We can examine the direction of change using summary metrics.
fandango_2015['Fandango_Stars'].describe()
count 129.000000 mean 4.085271 std 0.538096 min 3.000000 25% 3.500000 50% 4.000000 75% 4.500000 max 5.000000 Name: Fandango_Stars, dtype: float64
fandango_2016['fandango'].describe()
count 191.000000 mean 3.887435 std 0.509540 min 2.500000 25% 3.500000 50% 4.000000 75% 4.250000 max 5.000000 Name: fandango, dtype: float64
# Compute the mean, median, and mode for each distribution.
import numpy as np
mean_2015 = fandango_2015['Fandango_Stars'].mean()
mean_2016 = fandango_2016['fandango'].mean()
median_2015 = fandango_2015['Fandango_Stars'].median()
median_2016 = fandango_2016['fandango'].median()
mode_2015 = fandango_2015['Fandango_Stars'].mode()[0]
mode_2016 = fandango_2016['fandango'].mode()[0]
stats = pd.DataFrame()
stats['2015'] = [mean_2015,median_2015,mode_2015]
stats['2016'] = [mean_2016,median_2016,mode_2016]
stats.index = ['mean','median','mode']
stats
2015 | 2016 | |
---|---|---|
mean | 4.085271 | 3.887435 |
median | 4.000000 | 4.000000 |
mode | 4.500000 | 4.000000 |
Compare these metrics and determine what they tell about the direction of the difference
From the table above.
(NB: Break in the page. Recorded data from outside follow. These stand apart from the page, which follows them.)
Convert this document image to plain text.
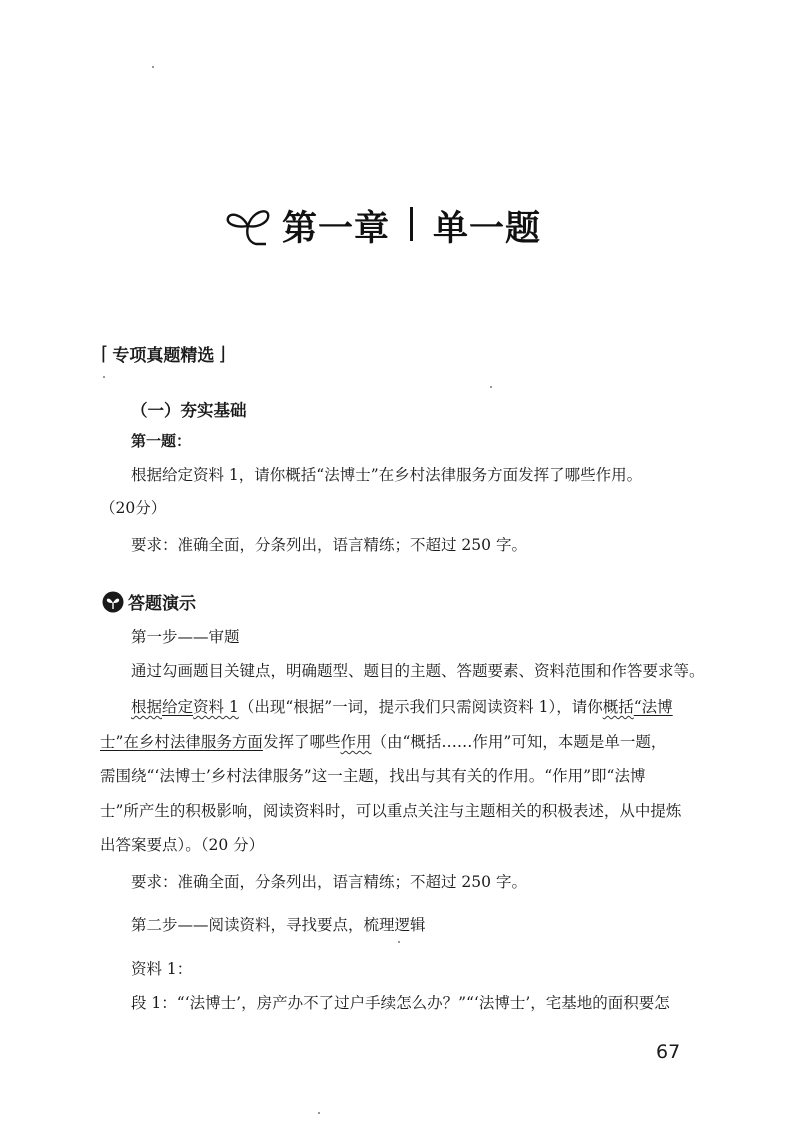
第一章 单一题
⌈ 专项真题精选 ⌋
（一）夯实基础
第一题：
根据给定资料 1，请你概括“法博士”在乡村法律服务方面发挥了哪些作用。
（20分）
要求：准确全面，分条列出，语言精练；不超过 250 字。
答题演示
第一步——审题
通过勾画题目关键点，明确题型、题目的主题、答题要素、资料范围和作答要求等。
根据给定资料 1（出现“根据”一词，提示我们只需阅读资料 1），请你概括“法博
士”在乡村法律服务方面发挥了哪些作用（由“概括……作用”可知，本题是单一题，
需围绕“‘法博士’乡村法律服务”这一主题，找出与其有关的作用。“作用”即“法博
士”所产生的积极影响，阅读资料时，可以重点关注与主题相关的积极表述，从中提炼
出答案要点）。（20 分）
要求：准确全面，分条列出，语言精练；不超过 250 字。
第二步——阅读资料，寻找要点，梳理逻辑
资料 1：
段 1：“‘法博士’，房产办不了过户手续怎么办？”“‘法博士’，宅基地的面积要怎
67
There is a slight high rating for 2015 from 2016
What's magnitude of the difference? Is there a big difference or just a slight difference?
The difference is slight but significant in movie ratings
# Generate a grouped bar plot to show comparatively how the mean, median, and mode varied for 2015 and 2016. You should arrive at a graph that looks similar (not necessarily identical) to this:
plt.style.use('fivethirtyeight')
stats.plot.bar(color=['#0066FF','#CC0000'])
plt.title('Comparing summary statistics: 2015 vs 2016',fontdict = {'fontsize':16})
plt.ylim(0,5.5)
plt.ylabel('fandango_ratings')
plt.legend(loc='upper center')
plt.show()
The popular movies released in 2015 were rated higher than the ones rated in 2016.
The reason can be attributed to Fandango fine tuning the rating system after analysis by Hickey.